Sponsored by the newly formed group Coles for Science, it began with a brief march, with many attendees holding signs with sayings such as, “What do we want? Evidence-based science! When do we want it? After peer review!”

After the march, attendees could participate in a variety of science demonstrations and hands-on activities.

One was a table where children could take home and grow their own lima beans in a plastic container and a drawing of a house that they could color in, with a plastic window for viewing.

Megan Laughton, a senior special education major, said since the lima beans grow very quickly, it is an ideal way for children to see how a seed sprouts and learn about gardening.

Several students from Charleston High School, participating through student council, tabled a station for creating a plant terrarium in a plastic bottle.

Senior Riley Cutright said the terrarium is a good way to get people interested in plants, which is important because plants are crucial to the ecosystem and people’s everyday lives.

Ryan He, a 10-year-old student at Jefferson Elementary School, displayed a poster explaining how 3-D printing works, alongside a 3-D printer given to him by his cousin.

He often creates models from scratch using Fusion360, a computer-aided design program and attended workshops at the University of Illinois in Urbana-Champaign to learn more about the program.

His father, chemistry professor Hongshan He, said his son was by far the youngest person in attendance at the workshops.

He said he wants someday to use 3-D printing as a marine engineer.

“But for now, I’m just having fun with it,” he said.

Biological sciences professor Eric Bollinger led a group of adults and children on a bird-watching walk along the lake and through the woods, lending each person a pair of binoculars.

Bird-watching is one of the best examples of citizen science, Bollinger said, where non-scientists can contribute data to be analyzed by scientists.

“If you record your observations and upload them to an online database like eBird, scientists can use that data to learn about range expansions or contractions associated with global warming,” he said.

The group found little initial success in spotting any birds.

“Usually the way it works, you can hear them easily, but you can’t see them,” Bollinger said.

To coax birds out of their hiding spots, he made a noise that sounds like “pish” repeated over and over – hence the name of the technique, pishing.

Bollinger said the noise provokes the birds’ curiosity.

Shannon Regan, a graduate student studying biological sciences, was one of many participating in “Ask a Scientist,” where students and professors wore shirts with their field of study and answered questions about it.

Regan wore a shirt saying, “I study ornithology. Ask me anything.”

She said Science Fest is a good way to get people to relate to and engage with scientists.

“They can get more of a personal feel to the science, not just ‘Here’s some facts, let me throw them at you and tell you they’re true,’” she said.

Glen Davis, an English professor at Lake Land College, presented on how the scientific method could be applied to hunting.

“I think the scientific method covers a lot of things … It’s just the idea of asking questions and collecting data and research, so that you can do things better,” he said. “People get scared of science, they think science is difficult. But it doesn’t have to be.”

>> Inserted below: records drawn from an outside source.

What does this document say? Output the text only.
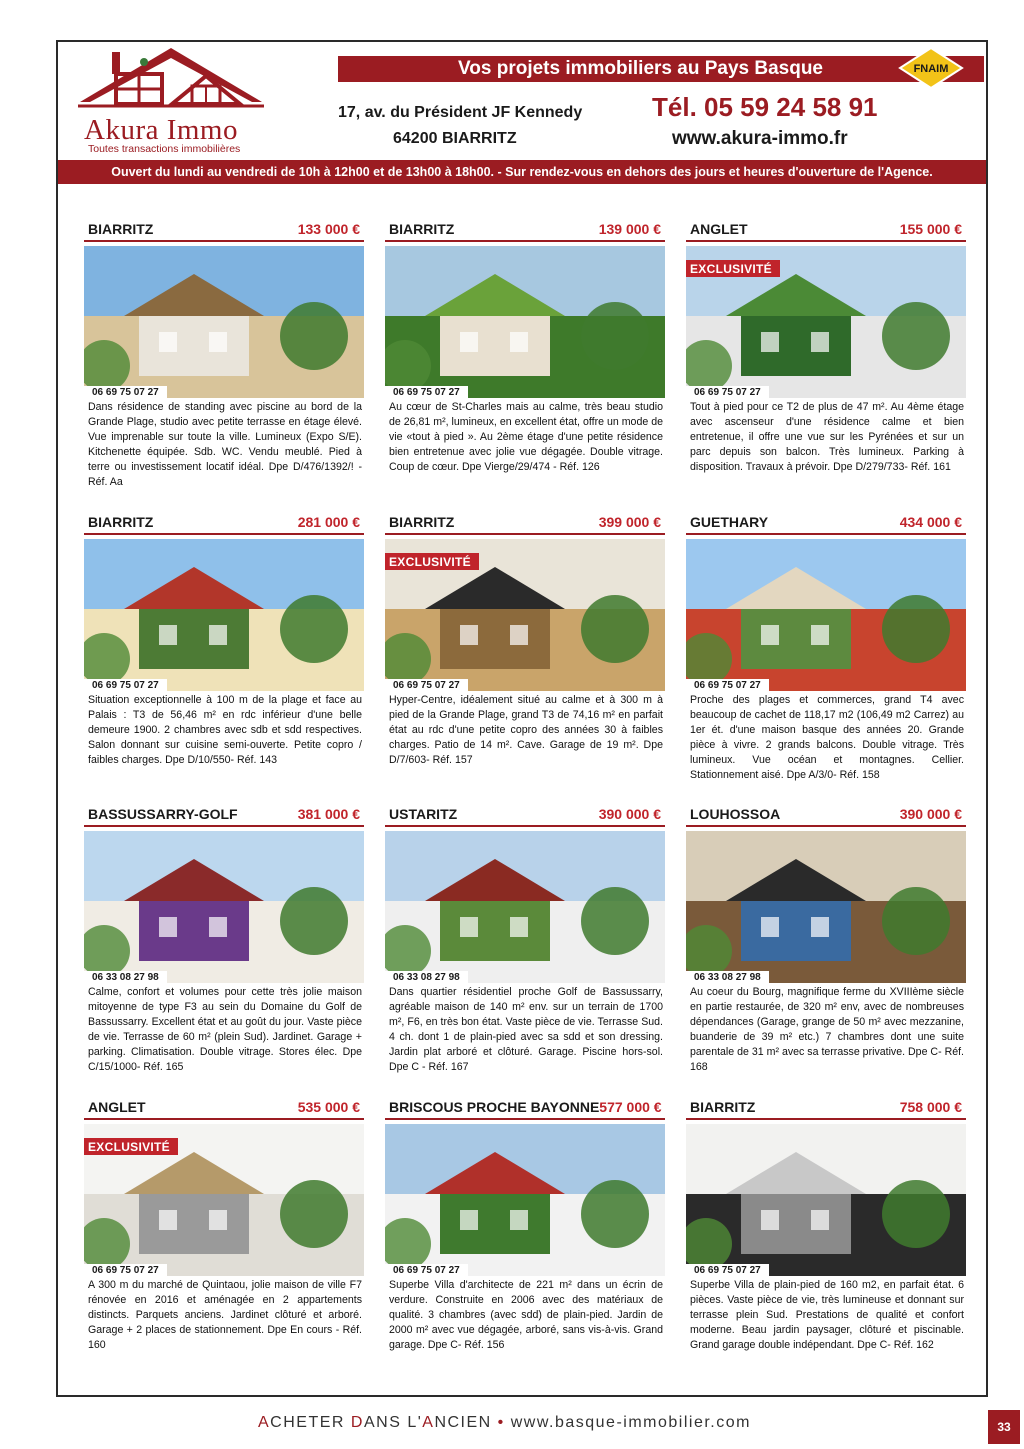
Akura Immo
Toutes transactions immobilières
Vos projets immobiliers au Pays Basque	FNAIM
17, av. du Président JF Kennedy
64200 BIARRITZ
Tél. 05 59 24 58 91
www.akura-immo.fr
Ouvert du lundi au vendredi de 10h à 12h00 et de 13h00 à 18h00. - Sur rendez-vous en dehors des jours et heures d'ouverture de l'Agence.
BIARRITZ	133 000 €
06 69 75 07 27
Dans résidence de standing avec piscine au bord de la Grande Plage, studio avec petite terrasse en étage élevé. Vue imprenable sur toute la ville. Lumineux (Expo S/E). Kitchenette équipée. Sdb. WC. Vendu meublé. Pied à terre ou investissement locatif idéal. Dpe D/476/1392/! - Réf. Aa
BIARRITZ	139 000 €
06 69 75 07 27
Au cœur de St-Charles mais au calme, très beau studio de 26,81 m², lumineux, en excellent état, offre un mode de vie «tout à pied ». Au 2ème étage d'une petite résidence bien entretenue avec jolie vue dégagée. Double vitrage. Coup de cœur. Dpe Vierge/29/474 - Réf. 126
ANGLET	155 000 €
EXCLUSIVITÉ
06 69 75 07 27
Tout à pied pour ce T2 de plus de 47 m². Au 4ème étage avec ascenseur d'une résidence calme et bien entretenue, il offre une vue sur les Pyrénées et sur un parc depuis son balcon. Très lumineux. Parking à disposition. Travaux à prévoir. Dpe D/279/733- Réf. 161
BIARRITZ	281 000 €
06 69 75 07 27
Situation exceptionnelle à 100 m de la plage et face au Palais : T3 de 56,46 m² en rdc inférieur d'une belle demeure 1900. 2 chambres avec sdb et sdd respectives. Salon donnant sur cuisine semi-ouverte. Petite copro / faibles charges. Dpe D/10/550- Réf. 143
BIARRITZ	399 000 €
EXCLUSIVITÉ
06 69 75 07 27
Hyper-Centre, idéalement situé au calme et à 300 m à pied de la Grande Plage, grand T3 de 74,16 m² en parfait état au rdc d'une petite copro des années 30 à faibles charges. Patio de 14 m². Cave. Garage de 19 m². Dpe D/7/603- Réf. 157
GUETHARY	434 000 €
06 69 75 07 27
Proche des plages et commerces, grand T4 avec beaucoup de cachet de 118,17 m2 (106,49 m2 Carrez) au 1er ét. d'une maison basque des années 20. Grande pièce à vivre. 2 grands balcons. Double vitrage. Très lumineux. Vue océan et montagnes. Cellier. Stationnement aisé. Dpe A/3/0- Réf. 158
BASSUSSARRY-GOLF	381 000 €
06 33 08 27 98
Calme, confort et volumes pour cette très jolie maison mitoyenne de type F3 au sein du Domaine du Golf de Bassussarry. Excellent état et au goût du jour. Vaste pièce de vie. Terrasse de 60 m² (plein Sud). Jardinet. Garage + parking. Climatisation. Double vitrage. Stores élec. Dpe C/15/1000- Réf. 165
USTARITZ	390 000 €
06 33 08 27 98
Dans quartier résidentiel proche Golf de Bassussarry, agréable maison de 140 m² env. sur un terrain de 1700 m², F6, en très bon état. Vaste pièce de vie. Terrasse Sud. 4 ch. dont 1 de plain-pied avec sa sdd et son dressing. Jardin plat arboré et clôturé. Garage. Piscine hors-sol. Dpe C - Réf. 167
LOUHOSSOA	390 000 €
06 33 08 27 98
Au coeur du Bourg, magnifique ferme du XVIIIème siècle en partie restaurée, de 320 m² env, avec de nombreuses dépendances (Garage, grange de 50 m² avec mezzanine, buanderie de 39 m² etc.) 7 chambres dont une suite parentale de 31 m² avec sa terrasse privative. Dpe C- Réf. 168
ANGLET	535 000 €
EXCLUSIVITÉ
06 69 75 07 27
A 300 m du marché de Quintaou, jolie maison de ville F7 rénovée en 2016 et aménagée en 2 appartements distincts. Parquets anciens. Jardinet clôturé et arboré. Garage + 2 places de stationnement. Dpe En cours - Réf. 160
BRISCOUS PROCHE BAYONNE 577 000 €
06 69 75 07 27
Superbe Villa d'architecte de 221 m² dans un écrin de verdure. Construite en 2006 avec des matériaux de qualité. 3 chambres (avec sdd) de plain-pied. Jardin de 2000 m² avec vue dégagée, arboré, sans vis-à-vis. Grand garage. Dpe C- Réf. 156
BIARRITZ	758 000 €
06 69 75 07 27
Superbe Villa de plain-pied de 160 m2, en parfait état. 6 pièces. Vaste pièce de vie, très lumineuse et donnant sur terrasse plein Sud. Prestations de qualité et confort moderne. Beau jardin paysager, clôturé et piscinable. Grand garage double indépendant. Dpe C- Réf. 162
ACHETER DANS L'ANCIEN • www.basque-immobilier.com	33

Iffat Ali, a chemistry teacher at Lake Land College, said she wants to help combat misconceptions about her profession, especially the negative associations the word “chemical” has for many people.

“Not all chemicals are bad. And even good chemicals in high amounts can be bad,” she said.

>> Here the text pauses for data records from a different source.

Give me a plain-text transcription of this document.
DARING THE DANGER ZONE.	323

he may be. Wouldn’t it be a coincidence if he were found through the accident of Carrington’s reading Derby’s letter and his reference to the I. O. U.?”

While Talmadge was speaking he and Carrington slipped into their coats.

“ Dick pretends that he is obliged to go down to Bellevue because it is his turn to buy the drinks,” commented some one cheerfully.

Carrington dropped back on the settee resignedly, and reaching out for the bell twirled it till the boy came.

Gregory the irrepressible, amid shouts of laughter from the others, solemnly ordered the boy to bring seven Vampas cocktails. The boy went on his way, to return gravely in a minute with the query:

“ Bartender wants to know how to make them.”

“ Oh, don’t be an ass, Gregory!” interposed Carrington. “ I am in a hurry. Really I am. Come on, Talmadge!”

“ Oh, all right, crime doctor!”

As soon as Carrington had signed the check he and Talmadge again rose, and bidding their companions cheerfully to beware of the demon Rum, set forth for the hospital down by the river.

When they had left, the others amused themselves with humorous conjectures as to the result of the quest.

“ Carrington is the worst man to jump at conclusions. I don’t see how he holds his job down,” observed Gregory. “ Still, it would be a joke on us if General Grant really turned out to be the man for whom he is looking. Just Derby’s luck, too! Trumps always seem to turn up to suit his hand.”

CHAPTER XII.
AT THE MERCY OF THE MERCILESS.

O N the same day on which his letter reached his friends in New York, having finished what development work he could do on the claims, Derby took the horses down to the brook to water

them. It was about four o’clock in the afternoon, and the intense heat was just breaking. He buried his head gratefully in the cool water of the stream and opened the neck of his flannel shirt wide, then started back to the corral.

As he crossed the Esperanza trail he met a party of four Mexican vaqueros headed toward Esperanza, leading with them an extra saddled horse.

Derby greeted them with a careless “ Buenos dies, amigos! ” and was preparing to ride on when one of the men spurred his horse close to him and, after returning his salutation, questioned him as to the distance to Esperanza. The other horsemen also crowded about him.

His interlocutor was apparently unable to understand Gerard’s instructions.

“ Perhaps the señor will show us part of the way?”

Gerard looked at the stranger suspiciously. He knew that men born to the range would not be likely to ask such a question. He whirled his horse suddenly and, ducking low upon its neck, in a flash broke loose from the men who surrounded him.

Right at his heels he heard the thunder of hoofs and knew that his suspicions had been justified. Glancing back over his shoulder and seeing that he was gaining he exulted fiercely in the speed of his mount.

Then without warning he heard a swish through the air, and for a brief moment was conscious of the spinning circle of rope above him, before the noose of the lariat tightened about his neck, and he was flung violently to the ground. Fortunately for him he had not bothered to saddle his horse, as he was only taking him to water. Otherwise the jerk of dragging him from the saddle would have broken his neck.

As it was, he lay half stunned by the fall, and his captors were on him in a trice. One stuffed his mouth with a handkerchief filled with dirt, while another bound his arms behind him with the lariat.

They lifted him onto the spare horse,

Shelley Epperson, a retired Mattoon High School biology teacher, represented the group Coles Progressives, which she said seemed like a natural transition from science education.

“People can get overwhelmed trying to affect things on a national level, but you can be quite effective on the local level,” Epperson said.

Some groups attended for explicitly political purposes, such as members of the Coles County Green Party. One member, Keith Wilson, a retired psychology professor, said he came to Science Fest because he believes science education is important for children.

“I’m afraid that’s under attack nationwide … and I don’t believe our current administration or its supporters takes climate change seriously. Most of them are deniers,” he said.

Wilson said he does not understand why so many people are reluctant to be environmental stewards.

“(The Earth) is a gift from God that we’ve been handed, and we need to take care of it and nurture it and not see it as simply something to be exploited,” he said.

Macy Rinehart, a freshman physics major, said she was pleased with the turnout for Science Fest, especially considering the chilly weather and projected rain.

She said she hopes Coles for Science will make this an annual event.